Secondo la ricostruzione contenuta negli atti, l’uomo avrebbe chiesto di poter riferire tutto al reparto di Risorse Umane, ma la sua richiesta sarebbe stata ignorata. Nei mesi successivi sarebbe stato poi allontanato dall’azienda. Da qui la decisione di intraprendere un’azione legale per ottenere un risarcimento per danni morali, economici e stress.

La risposta di Campbell’s: licenziamento immediato e smentite sugli ingredienti

Di fronte all’esplosione del caso, Campbell’s ha tagliato rapidamente i ponti con il dirigente, comunicando pubblicamente che Martin Bally non lavora più per l’azienda. Il gruppo ha definito le sue affermazioni “oscene, offensive e false” e si è dichiarato distante sia dal linguaggio utilizzato che dalle insinuazioni sulla qualità dei prodotti.

In una nota ufficiale, Campbell’s ha ribadito che il pollo utilizzato nelle sue zuppe proviene da fornitori statunitensi approvati dalle autorità sanitarie e che non viene utilizzata carne stampata in 3D, né ingredienti bioingegnerizzati. Il CEO Mark A. Clouse ha definito le dichiarazioni dell’ex dirigente “ridicole e imbarazzanti”, sottolineando che non rappresentano in alcun modo i valori del gruppo:

“I commenti erano volgari, offensivi e falsi e ci scusiamo per il danno che hanno causato. Questo comportamento non riflette i nostri valori e la cultura della nostra azienda e non tollereremo questo tipo di linguaggio in nessuna circostanza”.

Le possibili ripercussioni sul fronte legale e reputazionale

Lo scandalo arriva mentre Campbell’s cerca, ormai da anni, di riposizionarsi sul mercato con un ampliamento dell’offerta oltre le zuppe tradizionali e investimenti in prodotti più moderni. La tempesta mediatica in corso rischia però di minare la fiducia dei consumatori proprio sul terreno più sensibile: la qualità degli ingredienti.

La diffusione dell’audio ha inoltre aperto un dibattito sul clima aziendale. Il fatto che un dirigente di alto profilo si esprimesse in questi termini durante una riunione privata, poi registrata dal dipendente, fa emergere interrogativi sul controllo interno e sulle dinamiche di potere nel gruppo.
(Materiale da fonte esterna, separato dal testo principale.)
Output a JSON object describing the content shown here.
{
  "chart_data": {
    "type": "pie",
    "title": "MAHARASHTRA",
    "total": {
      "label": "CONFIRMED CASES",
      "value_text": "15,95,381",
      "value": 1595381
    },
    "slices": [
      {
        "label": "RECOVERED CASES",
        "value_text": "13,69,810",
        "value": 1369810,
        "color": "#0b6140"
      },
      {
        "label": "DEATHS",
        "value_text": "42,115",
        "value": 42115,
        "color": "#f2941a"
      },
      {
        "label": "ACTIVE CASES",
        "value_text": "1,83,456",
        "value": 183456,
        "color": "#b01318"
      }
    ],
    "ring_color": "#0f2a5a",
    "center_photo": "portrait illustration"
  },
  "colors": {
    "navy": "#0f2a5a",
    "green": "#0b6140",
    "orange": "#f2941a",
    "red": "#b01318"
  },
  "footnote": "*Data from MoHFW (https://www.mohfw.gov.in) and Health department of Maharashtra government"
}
La causa intentata dall’ex dipendente potrebbe trasformarsi così in un caso simbolo per la tutela dei lavoratori contro comportamenti discriminatori e ritorsivi. Se un tribunale dovesse accertare che il licenziamento sia stato una rappresaglia per aver denunciato comportamenti inappropriati, Campbell’s rischierebbe non solo un danno economico, ma soprattutto reputazionale.
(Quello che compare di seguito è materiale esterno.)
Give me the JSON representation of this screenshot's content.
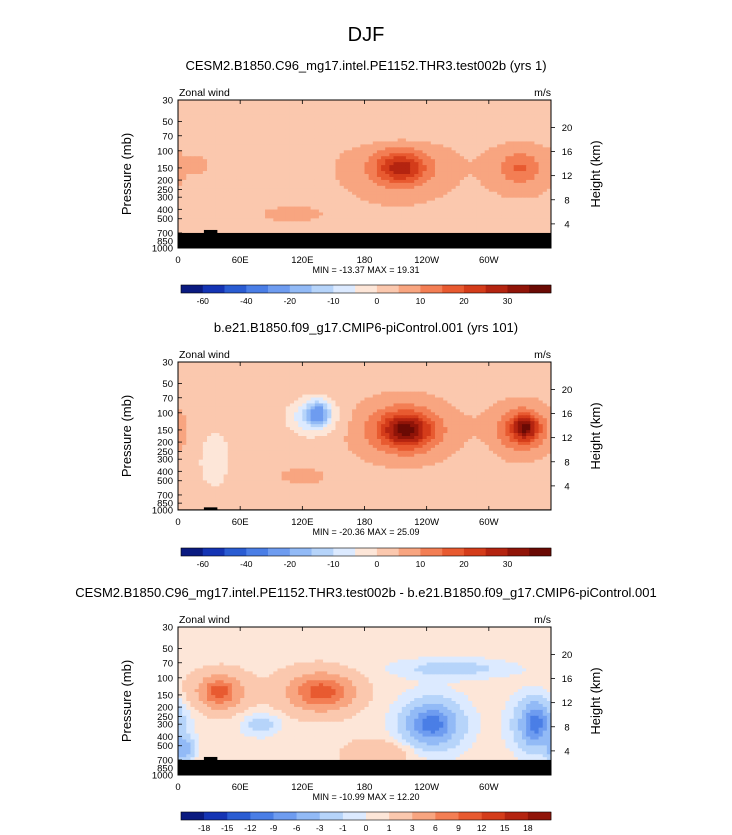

Per ora, l’azienda cerca di contenere gli effetti della bufera ribadendo trasparenza e qualità dei prodotti. Ma per riconquistare la fiducia dei consumatori potrebbe non bastare. La vicenda ha messo in luce quanto sia fragile l’immagine di un brand, anche se costruito in oltre un secolo di storia e nonostante abbia fatto da “musa” per numerosi quadri di Andy Warhol.